DIA proteomic analysis was performed by Kazusa Genome Technologies, Inc. In brief, the preprocessing stage involved protein extraction and peptide fragmentation by trypsin. Subsequently, MS measurements were performed by nano liquid chromatography with tandem MS (UltiMate 3000 RSLC-nano LC System, Q Exactive HF-X, Thermo Fisher Scientific Inc.). From the acquired MS data, peptides and proteins with both peptide and protein false discovery rate (FDR) below 1% were identified and quantified using Scaffold DIA (Proteome Software, Inc., Portland, OR, USA). Protein quantification data obtained via DIA proteomic analysis were analyzed and plotted using Microsoft Excel. Gene ontology (GO) enrichment analysis was performed using RDAVIDWebService version 1.0.0.

Metabolomics

Metabolomics analysis was performed by LSI Medience (Kamisu, Ibaraki, Japan). LC–MS was done using a LC system (HP1200; Agilent Technologies) equipped with a C18 column (2 µm, 50 mm × 2.0 mm ID, CAPCELL PAK C18 IF; Shiseido, Tokyo, Japan) coupled with an electrospray ionization quadrupole time-of-flight mass spectrometer (6520; Agilent Technologies). Solvent A was composed of 5 mM ammonium acetate aqueous solution, whereas solvent B was acetonitrile.
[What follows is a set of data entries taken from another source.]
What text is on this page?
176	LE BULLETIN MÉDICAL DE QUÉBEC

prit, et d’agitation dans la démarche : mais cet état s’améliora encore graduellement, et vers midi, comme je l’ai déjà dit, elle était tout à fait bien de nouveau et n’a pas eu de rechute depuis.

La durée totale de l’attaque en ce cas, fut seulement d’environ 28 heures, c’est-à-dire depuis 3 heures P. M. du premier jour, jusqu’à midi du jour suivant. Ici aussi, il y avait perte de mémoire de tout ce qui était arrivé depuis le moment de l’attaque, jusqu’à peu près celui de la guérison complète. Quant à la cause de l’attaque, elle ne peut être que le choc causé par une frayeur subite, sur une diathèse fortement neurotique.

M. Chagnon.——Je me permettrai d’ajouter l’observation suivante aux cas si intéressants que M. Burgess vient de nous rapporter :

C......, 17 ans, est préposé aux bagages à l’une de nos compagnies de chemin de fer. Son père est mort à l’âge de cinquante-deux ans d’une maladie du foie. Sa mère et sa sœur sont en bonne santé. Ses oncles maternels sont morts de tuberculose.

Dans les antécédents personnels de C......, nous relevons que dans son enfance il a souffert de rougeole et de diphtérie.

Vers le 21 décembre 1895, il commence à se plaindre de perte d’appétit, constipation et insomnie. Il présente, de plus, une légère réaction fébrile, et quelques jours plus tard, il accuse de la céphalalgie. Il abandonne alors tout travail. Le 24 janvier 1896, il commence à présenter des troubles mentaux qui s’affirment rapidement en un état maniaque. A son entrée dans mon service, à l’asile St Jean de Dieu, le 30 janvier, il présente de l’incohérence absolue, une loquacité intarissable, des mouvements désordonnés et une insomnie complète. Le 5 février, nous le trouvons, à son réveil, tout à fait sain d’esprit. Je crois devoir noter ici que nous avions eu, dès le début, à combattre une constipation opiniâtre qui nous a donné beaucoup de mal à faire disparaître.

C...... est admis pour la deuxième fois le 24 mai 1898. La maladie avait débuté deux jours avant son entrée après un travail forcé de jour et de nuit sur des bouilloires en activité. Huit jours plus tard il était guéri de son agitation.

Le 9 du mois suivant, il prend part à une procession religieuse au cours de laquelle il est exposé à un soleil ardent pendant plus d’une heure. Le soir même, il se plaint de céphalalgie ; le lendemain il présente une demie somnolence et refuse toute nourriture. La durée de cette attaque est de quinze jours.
Metabolites were eluted at a flow rate of 0.2 mL/min at 40 °C with a linear gradient of 10–90% solvent B over 10 min, followed by a further 5-min hold at 100% solvent B. The mass spectrometer was operated in positive and negative scan modes (m/z 60 to 1200) with a capillary voltage of 3500 V. The nebulizing gas pressure was 40 psi and the dry gas flow rate was 8 L/min at 350 °C. Ionic metabolites were measured in the positive mode of a CE-time-of-flight mass spectrometer (6520; Agilent Technologies). Metabolites were separated in a fused-silica capillary (50 µm i.d. × 100 cm total length; GL Science, Tokyo, Japan) filled with 1 mol/L of formic acid aqueous solution (cation mode), or 20 mM ammonium formate and 20 mM ammonium acetate aqueous solution (pH 10, anion mode) as the electrolyte. The sample solution was injected at 5 kPa for 15 s (~ 15 nL), and a voltage of 30 kV was applied. The capillary tray and sample tray were maintained at room temperature and at 5 °C, respectively. The sheath liquid was methanol/water (50% v/v) containing 5 mM ammonium acetate. The CE-time of flight mass spectrometer was operated in positive and negative scan modes (m/z 60–1200). The capillary voltage was set at 3500 V, and the nitrogen gas (heater temperature = 250 °C) flow rate was set at 10 L/min. The MS data file was converted to CSV format with csv convertor (Agilent Technologies). All peak positions (retention time and m/z) and areas were calculated by Markeranalysis (LSI Medience). All peak areas were aligned into one data sheet, and the errors of peak intensities were corrected by internal standards. Noise peaks were deleted by comparison with the peaks detected in blank samples. Metabolites were identified by comparing the retention time and m/z with the standard data set established by LSI Medience. Mean fold-change and the Student’s t-test were carried out for all detected peaks.